Noreen Farooqui, writer, copywriter, behavioural scientist, strategy, strategist, University of Toronto, English, business psychology, behavioural economics

Negritude Portraiture: Part 2

The 1970s: The Reintroduction of Blacks on Television
In the 1970s, Norman Lear and Budd Yorkin introduced the world to the loveable bigot, Archie Bunker in All in the Family. Controversial to this day, this program spawned two black series: Good Times andThe Jeffersons. But before that, there was Sanford and Son. Based on the British series, Steptoe and Son, this program featured a low-class junk dealer who lived with his middle-aged son, Lamont.


The two protagonists were weak, lazy men who sat around a junkyard. Aunt Esther, Fred’s sister-in-law was a mammy caricature and nemesis with whom he exchanged angry words. These images were reminiscent of Amos ‘n’ Andy and so was the slapstick humour. Fred’s trademark routine was when he clutched his chest, feigning a heart attack and screamed to his deceased wife: “Elizabeth, it’s the big one! I’m coming to join you honey.”

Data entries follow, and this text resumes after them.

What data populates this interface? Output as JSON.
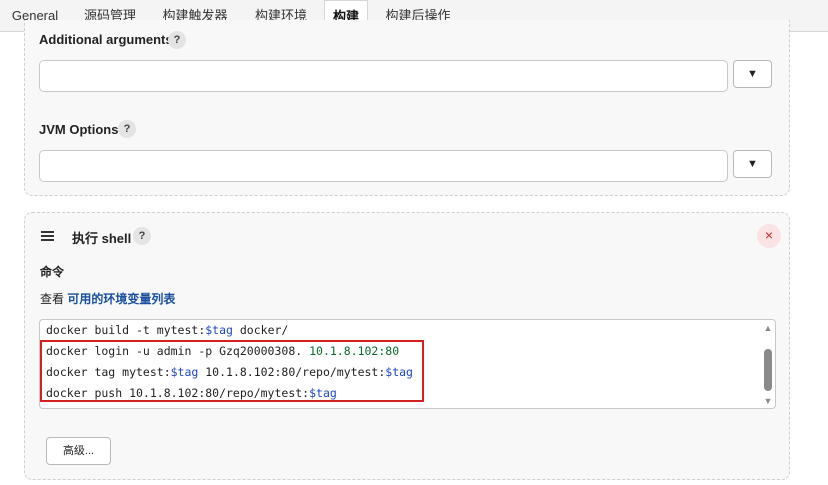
{
  "tabs": [
    {
      "label": "General"
    },
    {
      "label": "源码管理"
    },
    {
      "label": "构建触发器"
    },
    {
      "label": "构建环境"
    },
    {
      "label": "构建"
    },
    {
      "label": "构建后操作"
    }
  ],
  "active_tab": "构建",
  "section_gradle": {
    "additional_arguments_label": "Additional arguments",
    "jvm_options_label": "JVM Options",
    "help_glyph": "?",
    "dropdown_glyph": "▼"
  },
  "section_shell": {
    "title": "执行 shell",
    "help_glyph": "?",
    "close_glyph": "×",
    "command_label": "命令",
    "view_prefix": "查看",
    "env_link": "可用的环境变量列表",
    "code_lines": [
      [
        {
          "t": "docker build -t mytest:"
        },
        {
          "t": "$tag",
          "k": "var"
        },
        {
          "t": " docker/"
        }
      ],
      [
        {
          "t": "docker login -u admin -p Gzq20000308. "
        },
        {
          "t": "10.1.8.102:80",
          "k": "num"
        }
      ],
      [
        {
          "t": "docker tag mytest:"
        },
        {
          "t": "$tag",
          "k": "var"
        },
        {
          "t": " 10.1.8.102:80/repo/mytest:"
        },
        {
          "t": "$tag",
          "k": "var"
        }
      ],
      [
        {
          "t": "docker push 10.1.8.102:80/repo/mytest:"
        },
        {
          "t": "$tag",
          "k": "var"
        }
      ]
    ],
    "advanced_button": "高级..."
  },
  "colors": {
    "highlight_border": "#d32020",
    "link": "#1a4fa0",
    "variable": "#1b46c8"
  },
  "icons": {
    "drag_handle": "hamburger-icon",
    "close": "close-icon",
    "help": "help-icon",
    "dropdown": "chevron-down-icon"
  }
}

Sandford and Son was highly successful and made reference to racial issues, but did not take an active stand against the sociopolitical situation of the day.

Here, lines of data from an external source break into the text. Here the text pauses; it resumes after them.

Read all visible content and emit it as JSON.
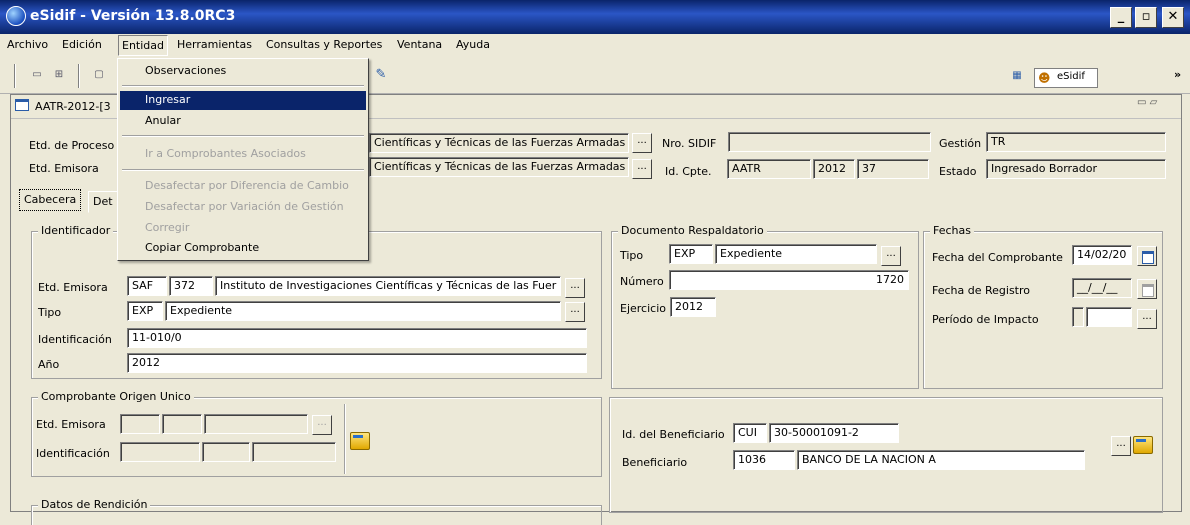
{
  "window": {
    "title": "eSidif - Versión 13.8.0RC3",
    "min": "_",
    "max": "▫",
    "close": "✕"
  },
  "menu": {
    "archivo": "Archivo",
    "edicion": "Edición",
    "entidad": "Entidad",
    "herramientas": "Herramientas",
    "consultas": "Consultas y Reportes",
    "ventana": "Ventana",
    "ayuda": "Ayuda"
  },
  "toolbar": {
    "esidif": "eSidif",
    "more": "»"
  },
  "dropdown": {
    "observaciones": "Observaciones",
    "ingresar": "Ingresar",
    "anular": "Anular",
    "ir_comprobantes": "Ir a Comprobantes Asociados",
    "desafectar_cambio": "Desafectar por Diferencia de Cambio",
    "desafectar_gestion": "Desafectar por Variación de Gestión",
    "corregir": "Corregir",
    "copiar": "Copiar Comprobante"
  },
  "doc": {
    "title": "AATR-2012-[3",
    "etd_proceso_label": "Etd. de Proceso",
    "etd_proceso_value": "Científicas y Técnicas de las Fuerzas Armadas",
    "etd_emisora_label": "Etd. Emisora",
    "etd_emisora_value": "Científicas y Técnicas de las Fuerzas Armadas",
    "nro_sidif_label": "Nro. SIDIF",
    "nro_sidif_value": "",
    "id_cpte_label": "Id. Cpte.",
    "id_cpte_tipo": "AATR",
    "id_cpte_anio": "2012",
    "id_cpte_num": "37",
    "gestion_label": "Gestión",
    "gestion_value": "TR",
    "estado_label": "Estado",
    "estado_value": "Ingresado Borrador"
  },
  "tabs": {
    "cabecera": "Cabecera",
    "det": "Det"
  },
  "identificador": {
    "title": "Identificador",
    "etd_label": "Etd. Emisora",
    "etd_saf": "SAF",
    "etd_num": "372",
    "etd_name": "Instituto de Investigaciones Científicas y Técnicas de las Fuer",
    "tipo_label": "Tipo",
    "tipo_code": "EXP",
    "tipo_desc": "Expediente",
    "ident_label": "Identificación",
    "ident_value": "11-010/0",
    "anio_label": "Año",
    "anio_value": "2012"
  },
  "respaldatorio": {
    "title": "Documento Respaldatorio",
    "tipo_label": "Tipo",
    "tipo_code": "EXP",
    "tipo_desc": "Expediente",
    "numero_label": "Número",
    "numero_value": "1720",
    "ejercicio_label": "Ejercicio",
    "ejercicio_value": "2012"
  },
  "fechas": {
    "title": "Fechas",
    "comprobante_label": "Fecha del Comprobante",
    "comprobante_value": "14/02/20",
    "registro_label": "Fecha de Registro",
    "registro_value": "__/__/__",
    "impacto_label": "Período de Impacto"
  },
  "origen": {
    "title": "Comprobante Origen Unico",
    "etd_label": "Etd. Emisora",
    "ident_label": "Identificación"
  },
  "beneficiario": {
    "id_label": "Id. del Beneficiario",
    "id_tipo": "CUI",
    "id_value": "30-50001091-2",
    "ben_label": "Beneficiario",
    "ben_code": "1036",
    "ben_name": "BANCO DE LA NACION A"
  },
  "rendicion": {
    "title": "Datos de Rendición"
  },
  "ui": {
    "dots": "..."
  }
}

The second program of the decade that gave visibility to blacks is Good Times, featuring Esther Rolle and John Amos as loving and disciplinarian parents to three children in a housing project on Chicago’s Southwest side. Originally, CBS wanted the Evanses to be a single-parent family, but Rolle, a champion in the fight for positive black images in popular media, insisted it be a two-parent home. The show dealt with issues not normally addressed on television and gave the world a glimpse of what it was like to live as a black family in the 1970s. Rent parties, unemployment and politics were all issues that the series covered. The character of J.J. was played by comedian Jimmy Walker. With the introduction of his later trademark expression, “Dy-No-Mite,” episodes would increasingly centre on him. The image of the coon appeared again. Amos and Rolle were unhappy with the direction that Good Times was taking, and demanded that the show return to its roots. In a 1977 interview with Ebony magazine, Rolle communicated her anger:

“He’s eighteen and doesn’t work. He doesn’t read or write. He doesn’t think. The show didn’t start out to be like that. Michael’s role of a bright, thinking child has been reduced. Little by little- with the help of the artist, I suppose, because they couldn’t do that to me – they have made J.J. more stupid and enlarged the role. Negative images have been slipped in on us through the character of the oldest child.”

After Rolle and Amos left Good Times, ratings began to slide. J.J. smartened up and got himself a job with an advertising agency, but the initial appeal of the program was lost and the numerous actors introduced in subsequent episodes could not save the series. Good Times’ last broadcast was in August of 1979.


“We’re movin’ on up,” are lyrics in the theme song to the next Lear-Yorkin creation, The Jeffersons. The first economically viable black family in television history had George Jefferson, a successful businessperson who owned a chain of seven dry cleaning establishments. The character of George was created for All in the Family as a parallel to Archie’s racist antics. George was suspicious of whites and openly called them ‘honkies.’ Humour was found in the bantering between George and his smart-mouthed maid, Florence. Once again, racial stereotyping was an issue as George was seen as a coon with his shuffling dance; Louise as a mammy and Florence as a lazy black maid. The series is credited for introducing us to the first inter-racial couple on television, the Willises, the Jeffersons’ in-laws and neighbours.

Tomorrow: The 1980s: Changing the Face of Blacks in Popular Media

4 Responses to “Negritude Portraiture: Part 2”

  1. Mark says:

    I remember all of these shows. I liked them too.

    While Sanford and son was one I liked, I can see your point. IN good times, I remember the father as being a strong workingclass character. I found him slightly admirable. I saw Archie Bunker and George Jefferson as sort of mirror images of each other. Both racist, and both in harmony in their opinions on racism. For me neither of them was the answer. All in the family had to do for me of the passing away of the world of who would have been my grandparents. ( it was my grandmother trumble who explained the last line of the song as a reference to a car.)Archie needed to grow and change. He was a criticism of a sort of ignorance I hope to transcend.
    When are you going to get to “MOd Squad”? Star Trek? ( I suspect many boys noticed how attractive Uhura was).

  2. Mark says:

    from the same album …amos and andy

    this is the one hiphop album I liked, and played many times (loosely memorized)

  3. noreenfa-admin says:

    Thanks so for the links, Mark! The songs are so relevant to my article.

    All in the Family and The Jeffersons served as social commentary for changing times.

    Mod Squad and Star Trek are not included in my analysis. My focus is on shows with a predominantly black cast and their contribution to the image of people of colour on television.